Other items might simply be unused. Have a stack of old t-shirts from an organization you don’t belong to anymore or a sweatshirt from an ex? Another one of Marie Kondo’s helpful tips, known as The KonMari Method, is essentially if you haven’t worn it in a year, then it might be time to give it away. The more you can do to compartmentalize your space before summer break, the less you’ll have to do at the end of the semester whether you’re graduating or not.

Reorganize and Reprioritize Your Life

Final exams have arrived, and with them comes countless late nights filled with hours of studying. Not only can this be overwhelming, it can be difficult to know where to focus your time. Create a strategic checklist or roadmap of your current course grades and prioritize where you should focus your time. If you’re feeling great in English Literature but feel like you’re a bit behind in Biology, this can help visualize where you need to spend the bulk of your time.

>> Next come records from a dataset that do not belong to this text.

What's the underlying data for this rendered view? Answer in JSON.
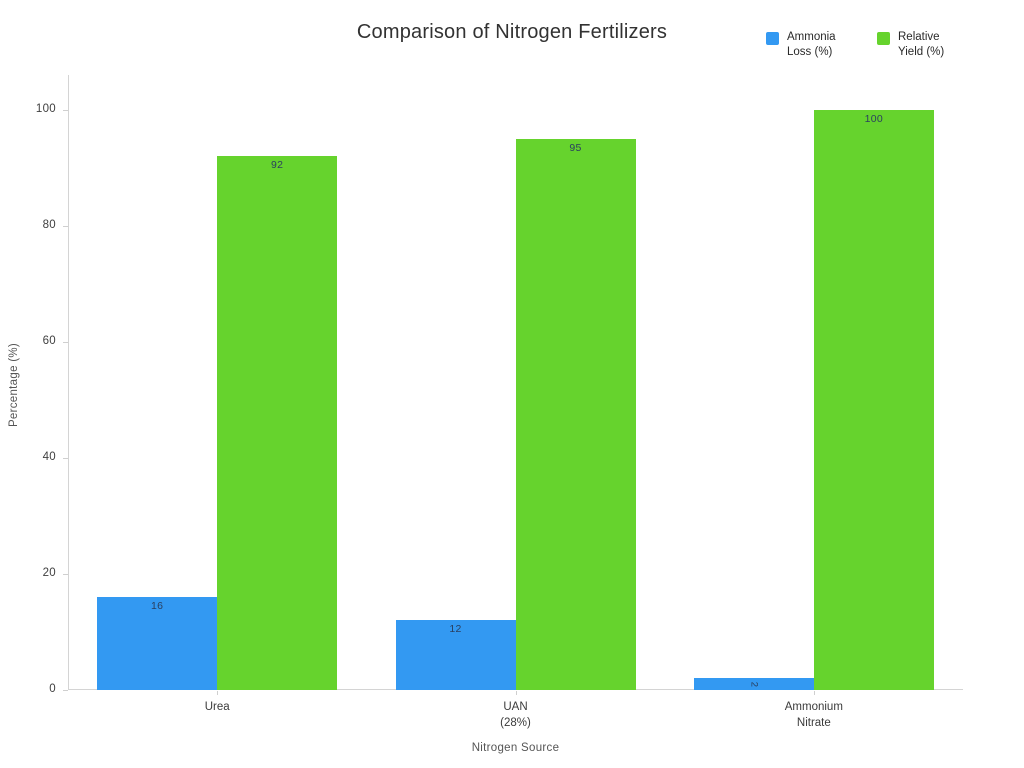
{
  "title": "Comparison of Nitrogen Fertilizers",
  "legend": {
    "items": [
      {
        "label": "Ammonia Loss (%)",
        "color": "#3399f2"
      },
      {
        "label": "Relative Yield (%)",
        "color": "#66d32d"
      }
    ]
  },
  "chart_data": {
    "type": "bar",
    "title": "Comparison of Nitrogen Fertilizers",
    "categories": [
      "Urea",
      "UAN\n(28%)",
      "Ammonium\nNitrate"
    ],
    "series": [
      {
        "name": "Ammonia Loss (%)",
        "color": "#3399f2",
        "values": [
          16,
          12,
          2
        ]
      },
      {
        "name": "Relative Yield (%)",
        "color": "#66d32d",
        "values": [
          92,
          95,
          100
        ]
      }
    ],
    "xlabel": "Nitrogen Source",
    "ylabel": "Percentage (%)",
    "yticks": [
      0,
      20,
      40,
      60,
      80,
      100
    ],
    "ylim": [
      0,
      106
    ],
    "grid": false,
    "legend_position": "top-right",
    "value_labels": "inside-top",
    "background": "#ffffff"
  }
}
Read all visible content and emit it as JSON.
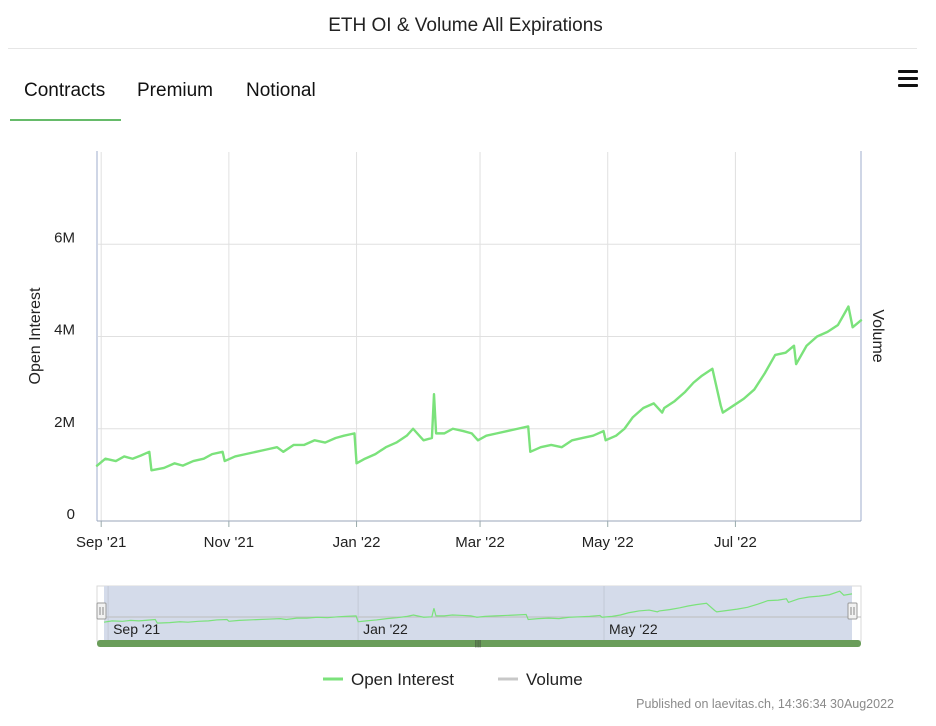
{
  "title": "ETH OI & Volume All Expirations",
  "tabs": [
    {
      "label": "Contracts",
      "active": true
    },
    {
      "label": "Premium",
      "active": false
    },
    {
      "label": "Notional",
      "active": false
    }
  ],
  "menu_icon": "hamburger-menu-icon",
  "credit": "Published on laevitas.ch, 14:36:34 30Aug2022",
  "colors": {
    "open_interest": "#7be27b",
    "volume": "#c8c8c8",
    "tab_underline": "#66bb6a",
    "navigator_mask": "#d4dbea",
    "navigator_scrollbar": "#6a9d5a"
  },
  "chart_data": {
    "type": "line",
    "title": "ETH OI & Volume All Expirations",
    "ylabel": "Open Interest",
    "y2label": "Volume",
    "ylim": [
      0,
      8000000
    ],
    "yticks": [
      0,
      2000000,
      4000000,
      6000000
    ],
    "ytick_labels": [
      "0",
      "2M",
      "4M",
      "6M"
    ],
    "xlim": [
      "2021-08-30",
      "2022-08-30"
    ],
    "xticks": [
      "2021-09-01",
      "2021-11-01",
      "2022-01-01",
      "2022-03-01",
      "2022-05-01",
      "2022-07-01"
    ],
    "xtick_labels": [
      "Sep '21",
      "Nov '21",
      "Jan '22",
      "Mar '22",
      "May '22",
      "Jul '22"
    ],
    "grid": true,
    "legend_position": "bottom-center",
    "series": [
      {
        "name": "Open Interest",
        "x": [
          "2021-08-30",
          "2021-09-03",
          "2021-09-08",
          "2021-09-12",
          "2021-09-16",
          "2021-09-20",
          "2021-09-24",
          "2021-09-25",
          "2021-10-01",
          "2021-10-06",
          "2021-10-10",
          "2021-10-15",
          "2021-10-20",
          "2021-10-24",
          "2021-10-29",
          "2021-10-30",
          "2021-11-04",
          "2021-11-09",
          "2021-11-14",
          "2021-11-19",
          "2021-11-24",
          "2021-11-27",
          "2021-12-02",
          "2021-12-07",
          "2021-12-12",
          "2021-12-17",
          "2021-12-22",
          "2021-12-26",
          "2021-12-31",
          "2022-01-01",
          "2022-01-05",
          "2022-01-10",
          "2022-01-15",
          "2022-01-20",
          "2022-01-25",
          "2022-01-28",
          "2022-02-02",
          "2022-02-06",
          "2022-02-07",
          "2022-02-08",
          "2022-02-12",
          "2022-02-16",
          "2022-02-21",
          "2022-02-25",
          "2022-02-28",
          "2022-03-04",
          "2022-03-09",
          "2022-03-14",
          "2022-03-19",
          "2022-03-24",
          "2022-03-25",
          "2022-03-30",
          "2022-04-04",
          "2022-04-09",
          "2022-04-14",
          "2022-04-19",
          "2022-04-24",
          "2022-04-29",
          "2022-04-30",
          "2022-05-05",
          "2022-05-09",
          "2022-05-13",
          "2022-05-18",
          "2022-05-23",
          "2022-05-27",
          "2022-05-28",
          "2022-06-02",
          "2022-06-07",
          "2022-06-11",
          "2022-06-15",
          "2022-06-20",
          "2022-06-24",
          "2022-06-25",
          "2022-06-30",
          "2022-07-05",
          "2022-07-10",
          "2022-07-15",
          "2022-07-20",
          "2022-07-25",
          "2022-07-29",
          "2022-07-30",
          "2022-08-04",
          "2022-08-09",
          "2022-08-14",
          "2022-08-19",
          "2022-08-24",
          "2022-08-26",
          "2022-08-30"
        ],
        "values": [
          1200000,
          1350000,
          1300000,
          1400000,
          1350000,
          1420000,
          1500000,
          1100000,
          1150000,
          1250000,
          1200000,
          1300000,
          1350000,
          1450000,
          1500000,
          1300000,
          1400000,
          1450000,
          1500000,
          1550000,
          1600000,
          1500000,
          1650000,
          1650000,
          1750000,
          1700000,
          1800000,
          1850000,
          1900000,
          1250000,
          1350000,
          1450000,
          1600000,
          1700000,
          1850000,
          2000000,
          1750000,
          1800000,
          2750000,
          1900000,
          1900000,
          2000000,
          1950000,
          1900000,
          1750000,
          1850000,
          1900000,
          1950000,
          2000000,
          2050000,
          1500000,
          1600000,
          1650000,
          1600000,
          1750000,
          1800000,
          1850000,
          1950000,
          1750000,
          1850000,
          2000000,
          2250000,
          2450000,
          2550000,
          2350000,
          2450000,
          2600000,
          2800000,
          3000000,
          3150000,
          3300000,
          2500000,
          2350000,
          2500000,
          2650000,
          2850000,
          3200000,
          3600000,
          3650000,
          3800000,
          3400000,
          3800000,
          4000000,
          4100000,
          4250000,
          4650000,
          4200000,
          4350000
        ]
      },
      {
        "name": "Volume",
        "x": [],
        "values": []
      }
    ],
    "navigator": {
      "xtick_labels": [
        "Sep '21",
        "Jan '22",
        "May '22"
      ],
      "range": [
        "2021-08-30",
        "2022-08-30"
      ]
    }
  }
}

You can use this same roadmap for spring cleaning your dorm room. Use a task sheet to help keep your cleaning task goals organized and attainable. This works well if you live alone or have roommates, as long as everyone is made aware of the sheet, their responsibilities, and the timeframe in which they are expected to complete the tasks. Before it is time to start cleaning, make sure everything is in an easily accessible, easily found place. Containers and label makers can help with organizing your supplies. If you are in an online learning environment, many of these tips can still be applied to your home to help you stay organized and focused. For additional insights on managing your time and staying organized from home, check out these helpful tips.

While spring cleaning can seem like a daunting challenge, it is a process that can help you to focus, especially with the difficulties of finals week just around the corner. Remember, all it takes is a little forethought and organization to prepare you for your day of cleaning and disinfecting. Doing this will ensure you optimize your space and eliminate clutter for a calm and healthy study zone!